Over 20 years ago, Joseph Davidovits, Director of the Geopolymer Institute in St. Quentin, France, claimed that the stones of the pyramids were actually made of a very early form of concrete created using a mixture of limestone, clay, lime, and water. Everyone had a good laugh and life went on.

When Michel Barsoum, professor in the Department of Materials Science and Engineering at Drexel University, heard Davidovits claim he laughed too. But when he was told nobody ever checked it out, he decided to disprove it with a few hours of electron microscopy.

Egyptian born Barsoum's daily routine consists mainly of teaching students about ceramics, or performing research on a new class of materials, the so-called MAX Phases, that he and his colleagues discovered in the 1990s, so he's no amateur.

Quote:
"What started as a two-hour project turned into a five-year odyssey that I undertook with one of my graduate students, Adrish Ganguly, and a colleague in France, Gilles Hug," Barsoum says.
Quote:
At the end of their most recent paper reporting these findings, the researchers reflect that it is "ironic, sublime and truly humbling" that this 4,500-year-old limestone is so true to the original that it has misled generations of Egyptologists and geologists and, "because the ancient Egyptians were the original-albeit unknowing-nanotechnologists."
Quote:
"How energy intensive and/or complicated can a 4,500 year old technology really be?
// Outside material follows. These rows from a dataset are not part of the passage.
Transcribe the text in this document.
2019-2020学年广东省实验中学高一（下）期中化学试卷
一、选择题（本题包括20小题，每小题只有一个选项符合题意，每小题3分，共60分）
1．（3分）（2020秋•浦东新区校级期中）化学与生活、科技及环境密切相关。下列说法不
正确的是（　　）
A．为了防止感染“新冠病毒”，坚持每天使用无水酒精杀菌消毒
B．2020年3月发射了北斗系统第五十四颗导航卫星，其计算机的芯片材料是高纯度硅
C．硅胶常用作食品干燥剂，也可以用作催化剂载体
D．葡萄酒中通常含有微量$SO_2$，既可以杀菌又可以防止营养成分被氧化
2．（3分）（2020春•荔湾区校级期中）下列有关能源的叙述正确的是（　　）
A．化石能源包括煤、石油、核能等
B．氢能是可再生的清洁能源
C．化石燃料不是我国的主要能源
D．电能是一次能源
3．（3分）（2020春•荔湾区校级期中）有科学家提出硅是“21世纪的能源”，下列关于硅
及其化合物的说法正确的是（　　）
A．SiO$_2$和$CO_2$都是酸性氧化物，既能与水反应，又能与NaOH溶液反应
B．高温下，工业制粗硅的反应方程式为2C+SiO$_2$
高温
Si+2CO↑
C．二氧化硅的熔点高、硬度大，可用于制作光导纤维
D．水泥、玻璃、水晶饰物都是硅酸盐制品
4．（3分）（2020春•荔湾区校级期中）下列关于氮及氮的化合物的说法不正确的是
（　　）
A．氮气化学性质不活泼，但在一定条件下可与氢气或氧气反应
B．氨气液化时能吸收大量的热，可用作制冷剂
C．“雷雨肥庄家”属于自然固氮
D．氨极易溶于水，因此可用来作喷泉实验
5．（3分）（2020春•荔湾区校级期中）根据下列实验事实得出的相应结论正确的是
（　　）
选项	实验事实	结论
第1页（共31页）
The answer to both questions is not very," Barsoum explains. "The basic raw materials used for this early form of concrete-limestone, lime, and diatomaceous earth-can be found virtually anywhere in the world," he adds. "Replicating this method of construction would be cost effective, long lasting, and much more environmentally friendly than the current building material of choice: Portland cement that alone pumps roughly 6 billion tons of CO2 annually into the atmosphere when it's manufactured."
Wow, if we could eliminate Portland cement for everything not poured underwater, what a tremendous energy savings and CO2 reduction.